Ah, pride. Genealogists can reach the sin of pride in at least two ways. Pride in one’s research and pride in one’s ancestors. What are the signs that one has crossed over the line between justifiable happiness with one’s own research and the ancestral lives uncovered and genealogical sin?
- When you see someone at a genealogy conference wearing a “My great-great-granddad could have licked you great-great-grandad” shirt, do you simply start screaming “liar!”?
- Do your military ancestors always seem to outrank everyone else’s?” Do yours always outrank theirs by a lot? Even when you talk to people named Grant, Lee, Pershing and Eisenhower?
- Do you consider your proof of descent from the Viking chieftain, Ragnar “the infertile” Eriksson to be unassailable?
To paraphrase—Rule #1 Not every proof/ancestor will be perfect. Rule #2 You can’t change rule #1.
Not many genealogists that I can think of actually become wrathful, at least not about genealogy. I have seen a few episodes that come close. Once at the Family History Library I sat next to someone who was trying to work through a nineteenth century tome that not only had no index but had no detectable organization method whatsoever (neither chronological, alphabetical nor geographical). In retrospect I think the sections were arranged so that their first letters spelled out “I am Lord Voldemort”* but it wasn’t my source so I don’t have the citation information and can’t go back and check. Anyway, there was only a hint of wrath mixed into the despair.

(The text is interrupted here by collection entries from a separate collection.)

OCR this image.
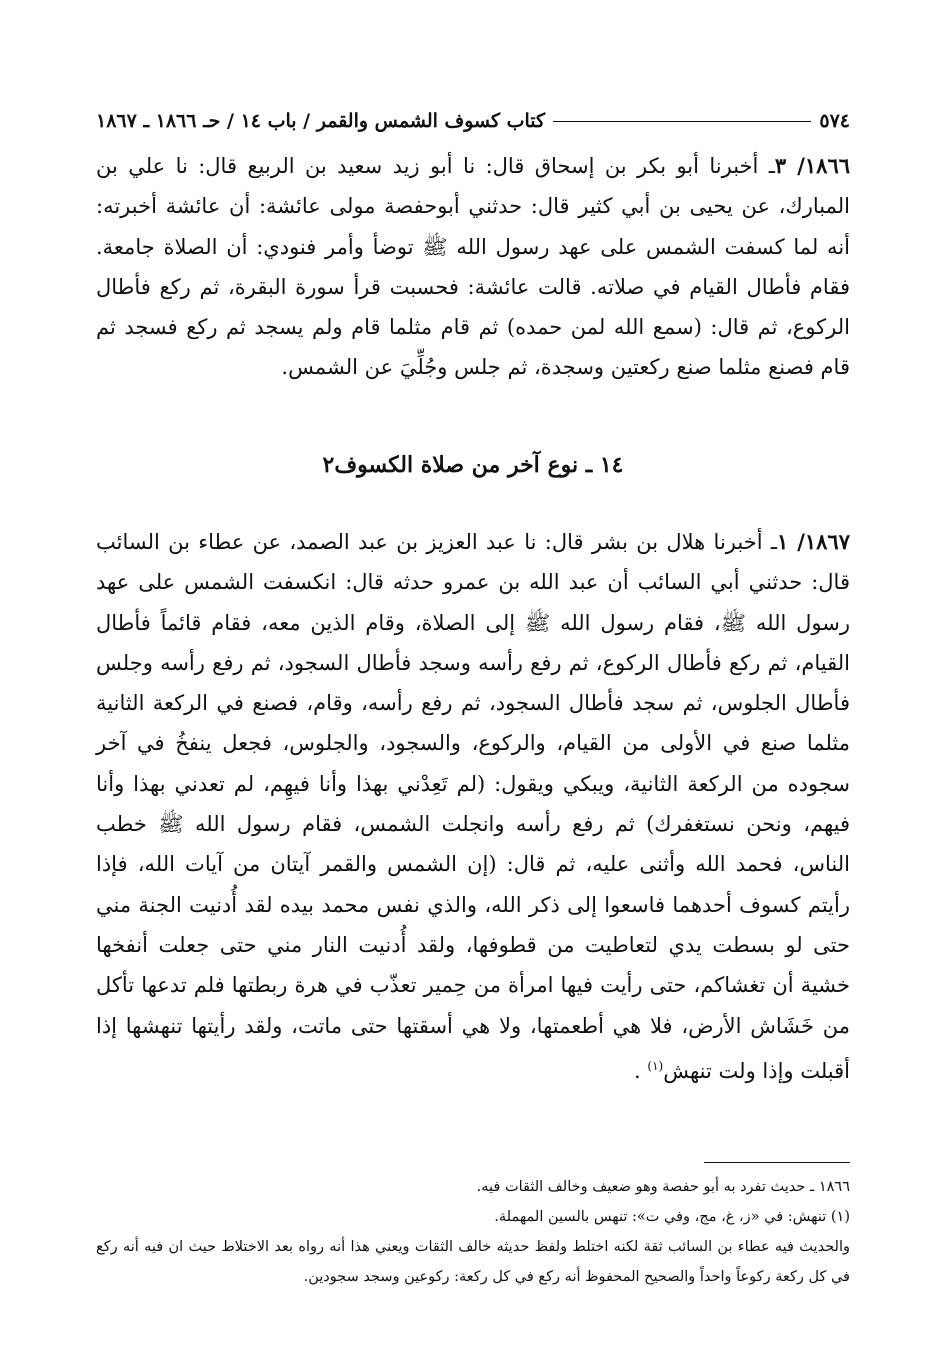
٥٧٤
كتاب كسوف الشمس والقمر / باب ١٤ / حـ ١٨٦٦ ـ ١٨٦٧
١٨٦٦/ ٣ـ أخبرنا أبو بكر بن إسحاق قال: نا أبو زيد سعيد بن الربيع قال: نا علي بن المبارك، عن يحيى بن أبي كثير قال: حدثني أبوحفصة مولى عائشة: أن عائشة أخبرته: أنه لما كسفت الشمس على عهد رسول الله ﷺ توضأ وأمر فنودي: أن الصلاة جامعة. فقام فأطال القيام في صلاته. قالت عائشة: فحسبت قرأ سورة البقرة، ثم ركع فأطال الركوع، ثم قال: (سمع الله لمن حمده) ثم قام مثلما قام ولم يسجد ثم ركع فسجد ثم قام فصنع مثلما صنع ركعتين وسجدة، ثم جلس وجُلِّيَ عن الشمس.
١٤ ـ نوع آخر من صلاة الكسوف٢
١٨٦٧/ ١ـ أخبرنا هلال بن بشر قال: نا عبد العزيز بن عبد الصمد، عن عطاء بن السائب قال: حدثني أبي السائب أن عبد الله بن عمرو حدثه قال: انكسفت الشمس على عهد رسول الله ﷺ، فقام رسول الله ﷺ إلى الصلاة، وقام الذين معه، فقام قائماً فأطال القيام، ثم ركع فأطال الركوع، ثم رفع رأسه وسجد فأطال السجود، ثم رفع رأسه وجلس فأطال الجلوس، ثم سجد فأطال السجود، ثم رفع رأسه، وقام، فصنع في الركعة الثانية مثلما صنع في الأولى من القيام، والركوع، والسجود، والجلوس، فجعل ينفخُ في آخر سجوده من الركعة الثانية، ويبكي ويقول: (لم تَعِدْني بهذا وأنا فيهِم، لم تعدني بهذا وأنا فيهم، ونحن نستغفرك) ثم رفع رأسه وانجلت الشمس، فقام رسول الله ﷺ خطب الناس، فحمد الله وأثنى عليه، ثم قال: (إن الشمس والقمر آيتان من آيات الله، فإذا رأيتم كسوف أحدهما فاسعوا إلى ذكر الله، والذي نفس محمد بيده لقد أُدنيت الجنة مني حتى لو بسطت يدي لتعاطيت من قطوفها، ولقد أُدنيت النار مني حتى جعلت أنفخها خشية أن تغشاكم، حتى رأيت فيها امرأة من حِمير تعذّب في هرة ربطتها فلم تدعها تأكل من خَشَاش الأرض، فلا هي أطعمتها، ولا هي أسقتها حتى ماتت، ولقد رأيتها تنهشها إذا أقبلت وإذا ولت تنهش$^{(١)}$ .
١٨٦٦ ـ حديث تفرد به أبو حفصة وهو ضعيف وخالف الثقات فيه.
(١) تنهش: في «ز، غ، مج، وفي ت»: تنهس بالسين المهملة.
والحديث فيه عطاء بن السائب ثقة لكنه اختلط ولفظ حديثه خالف الثقات ويعني هذا أنه رواه بعد الاختلاط حيث ان فيه أنه ركع في كل ركعة ركوعاً واحداً والصحيح المحفوظ أنه ركع في كل ركعة: ركوعين وسجد سجودين.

A more genealogical sin might be bitterness. It always saddens me when relatives become bitter with each other about some facet of an ancestor’s life or some proof of relationship—neither of them really listening to the other; neither realizing that they might both have part of the answer, or worse yet, stop speaking to each other over something they both got wrong.
There you have it. The seventh and final deadly sin. Now, if you’ll excuse me, I need to get back to my proof that my great-great-grandad really could have licked yours.